Seemingly exasperated by his question, the interviewee stated that if he would like to work overtime on any day, he'd need to contact his superior and notify them, so as to receive replacement leave as opposed to overtime payment.
"The human resources person also interjected, adding that it would be approved if it was deemed 'necessary' for me to work overtime as according to my supervisor. If the supervisor allows it, then I will receive overtime pay or compensatory time off," he added.
Sensing tension in the air, the man explained how he's had a long running history of working overtime in the past, and merely wanted to ask about overtime in fairness. "Of course it's better to not work overtime, but I needed to ask."
However, it seemed as though the unnerving agitation continued when the interviewer asked if the confessor had any other questions, to which he brought up a query on salary structure.

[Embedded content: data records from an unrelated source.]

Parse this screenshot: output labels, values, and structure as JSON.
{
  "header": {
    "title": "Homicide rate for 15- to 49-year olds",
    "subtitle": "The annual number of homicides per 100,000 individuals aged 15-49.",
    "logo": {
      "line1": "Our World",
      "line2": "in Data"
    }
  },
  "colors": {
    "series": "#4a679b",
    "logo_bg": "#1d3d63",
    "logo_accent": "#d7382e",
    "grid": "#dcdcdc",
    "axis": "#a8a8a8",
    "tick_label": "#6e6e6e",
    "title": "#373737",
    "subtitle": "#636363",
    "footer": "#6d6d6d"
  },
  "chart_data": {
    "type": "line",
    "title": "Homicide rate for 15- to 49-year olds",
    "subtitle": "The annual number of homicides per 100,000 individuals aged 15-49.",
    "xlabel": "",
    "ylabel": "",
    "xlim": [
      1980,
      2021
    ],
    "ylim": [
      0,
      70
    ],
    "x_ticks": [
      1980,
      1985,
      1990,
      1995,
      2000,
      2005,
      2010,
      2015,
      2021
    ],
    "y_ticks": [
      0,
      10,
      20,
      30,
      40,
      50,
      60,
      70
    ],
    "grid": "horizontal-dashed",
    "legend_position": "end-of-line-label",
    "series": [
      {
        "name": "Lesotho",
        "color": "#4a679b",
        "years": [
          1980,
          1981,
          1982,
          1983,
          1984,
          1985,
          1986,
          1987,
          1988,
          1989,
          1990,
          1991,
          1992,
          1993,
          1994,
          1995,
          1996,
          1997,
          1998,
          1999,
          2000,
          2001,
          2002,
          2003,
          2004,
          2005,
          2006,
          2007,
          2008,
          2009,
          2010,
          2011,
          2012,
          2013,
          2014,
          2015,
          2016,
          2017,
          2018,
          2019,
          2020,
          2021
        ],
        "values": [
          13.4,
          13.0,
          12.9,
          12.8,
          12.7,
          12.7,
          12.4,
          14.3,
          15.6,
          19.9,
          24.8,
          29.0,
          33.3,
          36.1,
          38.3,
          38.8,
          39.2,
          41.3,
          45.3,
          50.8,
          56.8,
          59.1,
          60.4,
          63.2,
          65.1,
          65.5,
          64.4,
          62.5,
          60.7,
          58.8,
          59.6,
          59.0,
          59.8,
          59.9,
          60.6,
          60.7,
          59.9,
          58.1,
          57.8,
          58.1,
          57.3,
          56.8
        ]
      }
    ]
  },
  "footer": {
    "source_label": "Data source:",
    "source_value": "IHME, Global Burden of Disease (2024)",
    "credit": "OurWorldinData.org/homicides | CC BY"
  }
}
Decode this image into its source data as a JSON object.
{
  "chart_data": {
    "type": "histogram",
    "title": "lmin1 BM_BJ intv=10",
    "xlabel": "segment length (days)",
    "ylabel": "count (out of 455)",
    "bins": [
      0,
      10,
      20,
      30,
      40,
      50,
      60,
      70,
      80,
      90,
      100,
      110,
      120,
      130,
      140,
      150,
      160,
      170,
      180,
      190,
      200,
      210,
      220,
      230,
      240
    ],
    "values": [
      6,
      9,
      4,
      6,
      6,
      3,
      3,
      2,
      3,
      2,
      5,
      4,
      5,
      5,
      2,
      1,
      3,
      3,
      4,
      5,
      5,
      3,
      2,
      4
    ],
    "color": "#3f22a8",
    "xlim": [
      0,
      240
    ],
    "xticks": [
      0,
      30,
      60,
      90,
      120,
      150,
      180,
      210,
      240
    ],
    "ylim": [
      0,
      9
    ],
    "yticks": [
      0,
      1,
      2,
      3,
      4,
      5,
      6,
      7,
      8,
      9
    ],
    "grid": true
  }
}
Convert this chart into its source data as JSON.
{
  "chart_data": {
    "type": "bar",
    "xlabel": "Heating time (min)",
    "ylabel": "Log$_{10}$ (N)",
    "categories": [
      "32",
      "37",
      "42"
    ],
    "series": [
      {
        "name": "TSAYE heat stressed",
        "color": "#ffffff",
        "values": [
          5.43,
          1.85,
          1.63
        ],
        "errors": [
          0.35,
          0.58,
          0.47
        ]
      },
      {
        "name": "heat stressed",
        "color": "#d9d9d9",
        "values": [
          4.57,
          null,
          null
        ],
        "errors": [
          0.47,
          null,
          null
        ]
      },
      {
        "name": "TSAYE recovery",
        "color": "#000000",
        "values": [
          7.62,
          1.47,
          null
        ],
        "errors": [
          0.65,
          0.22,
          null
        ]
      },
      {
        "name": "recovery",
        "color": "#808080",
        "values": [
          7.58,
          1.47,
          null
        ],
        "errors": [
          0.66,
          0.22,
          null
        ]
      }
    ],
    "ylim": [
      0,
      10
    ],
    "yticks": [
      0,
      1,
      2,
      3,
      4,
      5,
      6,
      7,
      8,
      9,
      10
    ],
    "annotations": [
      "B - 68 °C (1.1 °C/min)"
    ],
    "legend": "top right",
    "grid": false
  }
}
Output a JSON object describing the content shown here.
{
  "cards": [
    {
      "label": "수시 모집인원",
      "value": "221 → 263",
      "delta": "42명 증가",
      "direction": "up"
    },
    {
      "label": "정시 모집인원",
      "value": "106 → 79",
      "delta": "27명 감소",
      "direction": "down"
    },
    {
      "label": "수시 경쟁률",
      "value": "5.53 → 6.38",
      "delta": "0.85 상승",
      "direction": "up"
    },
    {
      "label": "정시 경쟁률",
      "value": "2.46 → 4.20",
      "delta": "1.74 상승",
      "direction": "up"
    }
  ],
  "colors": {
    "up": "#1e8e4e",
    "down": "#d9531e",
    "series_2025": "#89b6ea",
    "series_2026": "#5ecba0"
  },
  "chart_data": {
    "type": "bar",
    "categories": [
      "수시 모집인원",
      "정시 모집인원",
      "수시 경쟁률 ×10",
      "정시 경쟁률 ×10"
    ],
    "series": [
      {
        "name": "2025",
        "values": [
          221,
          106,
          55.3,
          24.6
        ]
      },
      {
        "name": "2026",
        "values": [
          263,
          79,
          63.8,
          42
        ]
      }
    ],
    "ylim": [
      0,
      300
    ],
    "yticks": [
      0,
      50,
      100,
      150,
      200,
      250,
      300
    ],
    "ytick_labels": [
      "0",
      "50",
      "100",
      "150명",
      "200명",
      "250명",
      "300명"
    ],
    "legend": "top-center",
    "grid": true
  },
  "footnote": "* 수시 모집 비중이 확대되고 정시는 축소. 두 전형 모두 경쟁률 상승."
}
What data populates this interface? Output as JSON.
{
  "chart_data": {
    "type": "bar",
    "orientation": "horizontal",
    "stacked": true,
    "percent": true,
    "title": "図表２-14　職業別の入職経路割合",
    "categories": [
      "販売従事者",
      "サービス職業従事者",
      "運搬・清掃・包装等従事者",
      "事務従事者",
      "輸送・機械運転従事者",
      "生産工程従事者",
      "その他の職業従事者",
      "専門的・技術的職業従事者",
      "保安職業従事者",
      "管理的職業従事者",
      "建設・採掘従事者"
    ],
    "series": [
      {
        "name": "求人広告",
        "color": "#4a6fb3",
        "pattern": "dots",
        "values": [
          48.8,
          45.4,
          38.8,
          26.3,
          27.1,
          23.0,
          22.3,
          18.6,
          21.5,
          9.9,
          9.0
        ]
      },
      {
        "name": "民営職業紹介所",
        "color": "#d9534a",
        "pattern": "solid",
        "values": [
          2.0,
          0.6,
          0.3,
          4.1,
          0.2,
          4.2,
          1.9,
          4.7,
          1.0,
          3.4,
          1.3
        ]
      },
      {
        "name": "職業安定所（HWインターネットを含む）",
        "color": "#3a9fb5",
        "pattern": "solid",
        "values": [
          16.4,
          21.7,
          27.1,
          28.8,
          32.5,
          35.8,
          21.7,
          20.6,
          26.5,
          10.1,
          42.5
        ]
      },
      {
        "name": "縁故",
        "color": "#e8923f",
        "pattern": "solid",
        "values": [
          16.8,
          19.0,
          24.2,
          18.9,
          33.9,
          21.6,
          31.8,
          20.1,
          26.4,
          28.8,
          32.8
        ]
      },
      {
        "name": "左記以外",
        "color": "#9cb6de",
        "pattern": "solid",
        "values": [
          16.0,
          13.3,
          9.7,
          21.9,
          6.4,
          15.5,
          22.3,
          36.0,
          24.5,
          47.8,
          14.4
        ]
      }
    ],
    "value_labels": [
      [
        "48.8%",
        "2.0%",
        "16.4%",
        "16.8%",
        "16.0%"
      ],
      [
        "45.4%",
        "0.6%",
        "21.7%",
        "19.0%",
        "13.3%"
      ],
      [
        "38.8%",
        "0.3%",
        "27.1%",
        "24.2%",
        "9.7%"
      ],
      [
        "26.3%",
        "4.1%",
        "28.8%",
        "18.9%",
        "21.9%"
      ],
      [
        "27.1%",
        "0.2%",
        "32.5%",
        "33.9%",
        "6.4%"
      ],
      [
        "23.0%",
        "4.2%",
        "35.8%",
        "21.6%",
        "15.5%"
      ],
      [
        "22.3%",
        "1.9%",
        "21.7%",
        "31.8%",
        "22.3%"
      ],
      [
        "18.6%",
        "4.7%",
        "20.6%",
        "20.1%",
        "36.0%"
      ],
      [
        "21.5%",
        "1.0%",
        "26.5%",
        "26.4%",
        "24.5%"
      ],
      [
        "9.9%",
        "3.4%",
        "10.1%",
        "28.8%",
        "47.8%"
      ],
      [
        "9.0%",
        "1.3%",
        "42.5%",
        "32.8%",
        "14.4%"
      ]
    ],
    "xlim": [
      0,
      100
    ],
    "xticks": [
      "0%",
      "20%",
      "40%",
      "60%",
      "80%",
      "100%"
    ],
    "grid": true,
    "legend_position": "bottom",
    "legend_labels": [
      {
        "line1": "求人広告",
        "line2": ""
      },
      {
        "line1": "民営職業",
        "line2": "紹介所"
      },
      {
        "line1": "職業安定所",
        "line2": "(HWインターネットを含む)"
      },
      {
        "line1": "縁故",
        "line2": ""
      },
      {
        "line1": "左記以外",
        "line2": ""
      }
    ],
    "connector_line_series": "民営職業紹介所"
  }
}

"Human resources interjected again, and told me that we can discuss it somewhere down the line at a further stage of the process," he said. At that point, the interview concluded, and the confessor did not have a good feeling about the situation.
"They said they wanted senior staff members to be acceptable of the work and reasonable to what they offer, saying I only care about overtime pay"
A week after the interview, the confessor received a reply from a human resources representative that he would not be accepted for the role.
In the message chain, it was conveyed that his rejection was on the basis of relevant work experience, claiming he was not suitable for the role. The confessor also went on to convey how he was told that his persistence in asking about overtime pay led them to believe that money was all he cared about when it came to working overtime.
"I don't accept this comment about me, but I have no say in the decision of my fate, so I share it here," he said in conveyance to readers of his post.
Ending his confession, the man poses the question as to whether job candidates should ask about overtime benefits during the interview process. "I have already asked questions tied to the job itself, what else am I going to ask about on my behalf?" he concluded.
Many responders differed across the board on this matter — some sided with the man, while others strongly disagreed
Sticking up for the man, one person asked, "When it comes to work, do they think you're working overtime to do charity?"
Another person understood why the man asked a question on overtime. "Money is important for a job. Once the money is in place, everything else is negotiable."
Differing with the man, one comment told him that maybe the interviewer wanted him to ask more about the vacancy at hand. "You could have expressed a clearer interest in the vacancy, as opposed to asking questions primarily related to the salary of the position."
Piggybacking off that, one more person took a softer approach in telling the man that while it was fine to ask questions about overtime payment, he should have done it separately with human resources, and not in front of the interviewer.
"For the interviewer, I guess his thoughts may feel awkward. He wanted to know if you're a good fit for the job. After all, everyone has different ideas."
A few responders even probed the man to reveal the company that rejected him, somewhat seeking to stay clear of the establishment when they apply eventually.
"I won't go there anyways, tell me the name," asked one, while another was more descriptive with his answer. "We are not volunteers. What is a company where you work at, and cannot claim overtime pay or ask about the salary? You should reveal which company this is for others to avoid going there."
Wrapping up all the comments, one user stated that their opinions don't matter, as the confessor was already rejected for the job, "If that is the case, you'll be better off not working for them."